Maximum Favourable Excursion (MFE)
Definition
Maximum Favourable Excursion (MFE) is the largest unrealised profit a trade reached before closing. MFE analysis reveals how much potential profit your exit logic captured vs left on the table. If winning trades regularly show MFE 3R but realise +1R, your take-profit or trailing logic is suboptimal.
In-depth: Maximum Favourable Excursion (MFE)
Maximum Favourable Excursion (MFE), like MAE, was popularised by John Sweeney in the 1990s as a tool for trade-exit analysis. Where MAE diagnoses stop-loss placement, MFE diagnoses take-profit and trailing-stop logic.
Formal definition: MFE for a trade = max(open_profit_during_trade), measured in pips, dollars, or R-multiples.

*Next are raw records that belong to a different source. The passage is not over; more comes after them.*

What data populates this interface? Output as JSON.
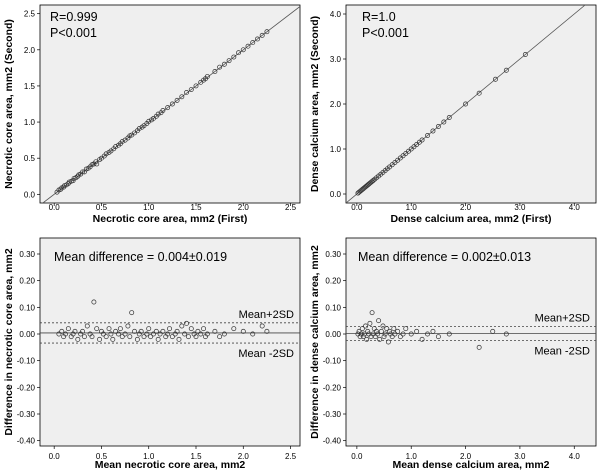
{
  "colors": {
    "panel_bg": "#efefef",
    "marker": "#333333",
    "ref_line": "#555555"
  },
  "chart_data": [
    {
      "type": "scatter",
      "id": "nc-corr",
      "xlabel": "Necrotic core area, mm2 (First)",
      "ylabel": "Necrotic core area, mm2 (Second)",
      "annotations": [
        "R=0.999",
        "P<0.001"
      ],
      "xlim": [
        -0.15,
        2.6
      ],
      "ylim": [
        -0.12,
        2.62
      ],
      "xticks": [
        "0.0",
        "0.5",
        "1.0",
        "1.5",
        "2.0",
        "2.5"
      ],
      "yticks": [
        "0.0",
        "0.5",
        "1.0",
        "1.5",
        "2.0",
        "2.5"
      ],
      "identity_line": true,
      "points": [
        [
          0.03,
          0.03
        ],
        [
          0.05,
          0.06
        ],
        [
          0.07,
          0.07
        ],
        [
          0.08,
          0.09
        ],
        [
          0.1,
          0.1
        ],
        [
          0.11,
          0.12
        ],
        [
          0.13,
          0.13
        ],
        [
          0.15,
          0.15
        ],
        [
          0.16,
          0.17
        ],
        [
          0.18,
          0.18
        ],
        [
          0.2,
          0.19
        ],
        [
          0.21,
          0.22
        ],
        [
          0.23,
          0.23
        ],
        [
          0.25,
          0.25
        ],
        [
          0.26,
          0.27
        ],
        [
          0.28,
          0.28
        ],
        [
          0.3,
          0.31
        ],
        [
          0.32,
          0.31
        ],
        [
          0.34,
          0.35
        ],
        [
          0.36,
          0.36
        ],
        [
          0.38,
          0.38
        ],
        [
          0.4,
          0.41
        ],
        [
          0.42,
          0.42
        ],
        [
          0.44,
          0.45
        ],
        [
          0.45,
          0.42
        ],
        [
          0.48,
          0.48
        ],
        [
          0.5,
          0.5
        ],
        [
          0.53,
          0.53
        ],
        [
          0.55,
          0.56
        ],
        [
          0.58,
          0.58
        ],
        [
          0.6,
          0.6
        ],
        [
          0.63,
          0.63
        ],
        [
          0.65,
          0.66
        ],
        [
          0.68,
          0.68
        ],
        [
          0.7,
          0.7
        ],
        [
          0.72,
          0.73
        ],
        [
          0.75,
          0.75
        ],
        [
          0.78,
          0.78
        ],
        [
          0.8,
          0.81
        ],
        [
          0.82,
          0.82
        ],
        [
          0.85,
          0.85
        ],
        [
          0.88,
          0.88
        ],
        [
          0.9,
          0.91
        ],
        [
          0.93,
          0.93
        ],
        [
          0.95,
          0.95
        ],
        [
          0.98,
          0.98
        ],
        [
          1.0,
          1.01
        ],
        [
          1.03,
          1.03
        ],
        [
          1.05,
          1.05
        ],
        [
          1.08,
          1.08
        ],
        [
          1.1,
          1.11
        ],
        [
          1.13,
          1.13
        ],
        [
          1.15,
          1.16
        ],
        [
          1.2,
          1.2
        ],
        [
          1.25,
          1.25
        ],
        [
          1.3,
          1.3
        ],
        [
          1.35,
          1.35
        ],
        [
          1.4,
          1.41
        ],
        [
          1.45,
          1.45
        ],
        [
          1.5,
          1.5
        ],
        [
          1.55,
          1.55
        ],
        [
          1.58,
          1.58
        ],
        [
          1.6,
          1.6
        ],
        [
          1.62,
          1.63
        ],
        [
          1.7,
          1.7
        ],
        [
          1.75,
          1.76
        ],
        [
          1.8,
          1.8
        ],
        [
          1.85,
          1.85
        ],
        [
          1.9,
          1.9
        ],
        [
          1.95,
          1.96
        ],
        [
          2.0,
          2.0
        ],
        [
          2.05,
          2.05
        ],
        [
          2.1,
          2.1
        ],
        [
          2.15,
          2.15
        ],
        [
          2.2,
          2.2
        ],
        [
          2.25,
          2.25
        ]
      ]
    },
    {
      "type": "scatter",
      "id": "dc-corr",
      "xlabel": "Dense calcium area, mm2 (First)",
      "ylabel": "Dense calcium area, mm2 (Second)",
      "annotations": [
        "R=1.0",
        "P<0.001"
      ],
      "xlim": [
        -0.2,
        4.4
      ],
      "ylim": [
        -0.2,
        4.2
      ],
      "xticks": [
        "0.0",
        "1.0",
        "2.0",
        "3.0",
        "4.0"
      ],
      "yticks": [
        "0.0",
        "1.0",
        "2.0",
        "3.0",
        "4.0"
      ],
      "identity_line": true,
      "points": [
        [
          0.02,
          0.02
        ],
        [
          0.04,
          0.04
        ],
        [
          0.06,
          0.06
        ],
        [
          0.08,
          0.08
        ],
        [
          0.1,
          0.1
        ],
        [
          0.12,
          0.12
        ],
        [
          0.14,
          0.14
        ],
        [
          0.16,
          0.16
        ],
        [
          0.18,
          0.18
        ],
        [
          0.2,
          0.2
        ],
        [
          0.22,
          0.22
        ],
        [
          0.24,
          0.24
        ],
        [
          0.26,
          0.26
        ],
        [
          0.28,
          0.28
        ],
        [
          0.3,
          0.3
        ],
        [
          0.33,
          0.33
        ],
        [
          0.36,
          0.36
        ],
        [
          0.4,
          0.4
        ],
        [
          0.44,
          0.44
        ],
        [
          0.48,
          0.48
        ],
        [
          0.52,
          0.52
        ],
        [
          0.56,
          0.56
        ],
        [
          0.6,
          0.6
        ],
        [
          0.65,
          0.65
        ],
        [
          0.7,
          0.7
        ],
        [
          0.75,
          0.75
        ],
        [
          0.8,
          0.8
        ],
        [
          0.85,
          0.85
        ],
        [
          0.9,
          0.9
        ],
        [
          0.95,
          0.95
        ],
        [
          1.0,
          1.0
        ],
        [
          1.05,
          1.05
        ],
        [
          1.1,
          1.1
        ],
        [
          1.15,
          1.15
        ],
        [
          1.2,
          1.2
        ],
        [
          1.3,
          1.3
        ],
        [
          1.4,
          1.4
        ],
        [
          1.5,
          1.5
        ],
        [
          1.6,
          1.6
        ],
        [
          1.7,
          1.7
        ],
        [
          2.0,
          2.0
        ],
        [
          2.25,
          2.24
        ],
        [
          2.55,
          2.55
        ],
        [
          2.75,
          2.75
        ],
        [
          3.1,
          3.1
        ]
      ]
    },
    {
      "type": "scatter",
      "id": "nc-ba",
      "xlabel": "Mean necrotic core area, mm2",
      "ylabel": "Difference in necrotic core area, mm2",
      "annotations": [
        "Mean difference = 0.004±0.019"
      ],
      "reference_labels": [
        "Mean+2SD",
        "Mean -2SD"
      ],
      "mean": 0.004,
      "upper": 0.042,
      "lower": -0.034,
      "xlim": [
        -0.15,
        2.6
      ],
      "ylim": [
        -0.42,
        0.36
      ],
      "xticks": [
        "0.0",
        "0.5",
        "1.0",
        "1.5",
        "2.0",
        "2.5"
      ],
      "yticks": [
        "0.30",
        "0.20",
        "0.10",
        "0.00",
        "-0.10",
        "-0.20",
        "-0.30",
        "-0.40"
      ],
      "points": [
        [
          0.05,
          0.0
        ],
        [
          0.08,
          0.01
        ],
        [
          0.1,
          -0.01
        ],
        [
          0.12,
          0.0
        ],
        [
          0.15,
          0.02
        ],
        [
          0.18,
          -0.01
        ],
        [
          0.2,
          0.0
        ],
        [
          0.22,
          0.01
        ],
        [
          0.25,
          -0.02
        ],
        [
          0.28,
          0.0
        ],
        [
          0.3,
          0.01
        ],
        [
          0.32,
          -0.01
        ],
        [
          0.35,
          0.03
        ],
        [
          0.38,
          0.0
        ],
        [
          0.4,
          -0.01
        ],
        [
          0.42,
          0.12
        ],
        [
          0.45,
          0.02
        ],
        [
          0.48,
          -0.02
        ],
        [
          0.5,
          0.01
        ],
        [
          0.52,
          0.0
        ],
        [
          0.55,
          -0.01
        ],
        [
          0.58,
          0.02
        ],
        [
          0.6,
          0.0
        ],
        [
          0.62,
          -0.02
        ],
        [
          0.65,
          0.01
        ],
        [
          0.68,
          0.0
        ],
        [
          0.7,
          0.02
        ],
        [
          0.72,
          -0.01
        ],
        [
          0.75,
          0.0
        ],
        [
          0.78,
          0.03
        ],
        [
          0.8,
          -0.01
        ],
        [
          0.82,
          0.08
        ],
        [
          0.85,
          0.01
        ],
        [
          0.88,
          -0.02
        ],
        [
          0.9,
          0.0
        ],
        [
          0.92,
          0.01
        ],
        [
          0.95,
          -0.01
        ],
        [
          0.98,
          0.0
        ],
        [
          1.0,
          0.02
        ],
        [
          1.02,
          -0.01
        ],
        [
          1.05,
          0.0
        ],
        [
          1.08,
          0.01
        ],
        [
          1.1,
          -0.02
        ],
        [
          1.12,
          0.0
        ],
        [
          1.15,
          0.01
        ],
        [
          1.18,
          -0.01
        ],
        [
          1.2,
          0.0
        ],
        [
          1.22,
          0.02
        ],
        [
          1.25,
          -0.01
        ],
        [
          1.28,
          0.0
        ],
        [
          1.3,
          0.01
        ],
        [
          1.32,
          -0.02
        ],
        [
          1.35,
          0.03
        ],
        [
          1.38,
          0.0
        ],
        [
          1.4,
          0.04
        ],
        [
          1.42,
          -0.01
        ],
        [
          1.45,
          0.02
        ],
        [
          1.48,
          0.0
        ],
        [
          1.5,
          -0.01
        ],
        [
          1.52,
          0.01
        ],
        [
          1.55,
          0.0
        ],
        [
          1.58,
          0.02
        ],
        [
          1.6,
          -0.01
        ],
        [
          1.62,
          0.0
        ],
        [
          1.7,
          0.01
        ],
        [
          1.75,
          -0.01
        ],
        [
          1.8,
          0.0
        ],
        [
          1.9,
          0.02
        ],
        [
          2.0,
          0.01
        ],
        [
          2.1,
          0.0
        ],
        [
          2.2,
          0.03
        ],
        [
          2.25,
          0.01
        ]
      ]
    },
    {
      "type": "scatter",
      "id": "dc-ba",
      "xlabel": "Mean dense calcium area, mm2",
      "ylabel": "Difference in dense calcium area, mm2",
      "annotations": [
        "Mean difference = 0.002±0.013"
      ],
      "reference_labels": [
        "Mean+2SD",
        "Mean -2SD"
      ],
      "mean": 0.002,
      "upper": 0.028,
      "lower": -0.024,
      "xlim": [
        -0.2,
        4.4
      ],
      "ylim": [
        -0.42,
        0.36
      ],
      "xticks": [
        "0.0",
        "1.0",
        "2.0",
        "3.0",
        "4.0"
      ],
      "yticks": [
        "0.30",
        "0.20",
        "0.10",
        "0.00",
        "-0.10",
        "-0.20",
        "-0.30",
        "-0.40"
      ],
      "points": [
        [
          0.02,
          0.0
        ],
        [
          0.04,
          0.01
        ],
        [
          0.06,
          -0.01
        ],
        [
          0.08,
          0.0
        ],
        [
          0.1,
          0.02
        ],
        [
          0.12,
          -0.01
        ],
        [
          0.14,
          0.0
        ],
        [
          0.16,
          0.03
        ],
        [
          0.18,
          -0.02
        ],
        [
          0.2,
          0.01
        ],
        [
          0.22,
          0.0
        ],
        [
          0.24,
          0.04
        ],
        [
          0.26,
          -0.01
        ],
        [
          0.28,
          0.08
        ],
        [
          0.3,
          0.0
        ],
        [
          0.32,
          0.02
        ],
        [
          0.34,
          -0.01
        ],
        [
          0.36,
          0.01
        ],
        [
          0.38,
          0.0
        ],
        [
          0.4,
          0.05
        ],
        [
          0.42,
          -0.02
        ],
        [
          0.45,
          0.01
        ],
        [
          0.48,
          0.03
        ],
        [
          0.5,
          -0.01
        ],
        [
          0.52,
          0.0
        ],
        [
          0.55,
          0.02
        ],
        [
          0.58,
          -0.03
        ],
        [
          0.6,
          0.01
        ],
        [
          0.62,
          0.0
        ],
        [
          0.65,
          -0.01
        ],
        [
          0.68,
          0.02
        ],
        [
          0.7,
          0.0
        ],
        [
          0.75,
          0.01
        ],
        [
          0.8,
          -0.01
        ],
        [
          0.85,
          0.0
        ],
        [
          0.9,
          0.02
        ],
        [
          1.0,
          0.0
        ],
        [
          1.1,
          0.01
        ],
        [
          1.2,
          -0.02
        ],
        [
          1.3,
          0.0
        ],
        [
          1.4,
          0.01
        ],
        [
          1.5,
          -0.01
        ],
        [
          1.7,
          0.0
        ],
        [
          2.25,
          -0.05
        ],
        [
          2.5,
          0.01
        ],
        [
          2.75,
          0.0
        ]
      ]
    }
  ]
}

Diagnostic use: compute the ratio realised_profit / MFE for each trade. Across many trades, this ratio reveals how efficiently the exit logic captures available profit. - Realised/MFE near 1.0: the exit logic captures most of the available profit. Excellent. - Realised/MFE 0.5-0.8: the exit logic captures meaningful profit but leaves some on the table. Typical for trailing-stop strategies that give back a portion of unrealised gains to lock in larger overall wins. - Realised/MFE < 0.3: the exit logic is leaving substantial profit on the table. Either the take-profit is too close (premature exit) or the trailing stop is too tight (locked in early when continued moves were available).
The optimisation tension: tighter exits realise more of MFE on individual trades but exit before extended trends; looser exits give back more on individual trades but capture the rare 5R+ wins that drive trend-following profitability.
MFE distribution analysis reveals strategy character: a trend-following system shows a long-tailed positive MFE distribution (occasional MFE of 10R+, many small MFE); a mean-reversion system shows clustered MFE near 1-2R; a grid/martingale system shows clustered small MFE with the rare catastrophic large adverse — opposite tail.
Combined with MAE: each trade plotted as (MAE, MFE, Realised) on a 3D chart reveals exit-logic efficiency. Trades clustered along the MFE-Realised diagonal have well-tuned exits; trades scattered below indicate exit logic that loses to MFE.
Implementation: track each trade's highest equity point during the holding period. Most retail EAs do not output MFE natively; custom logging is required.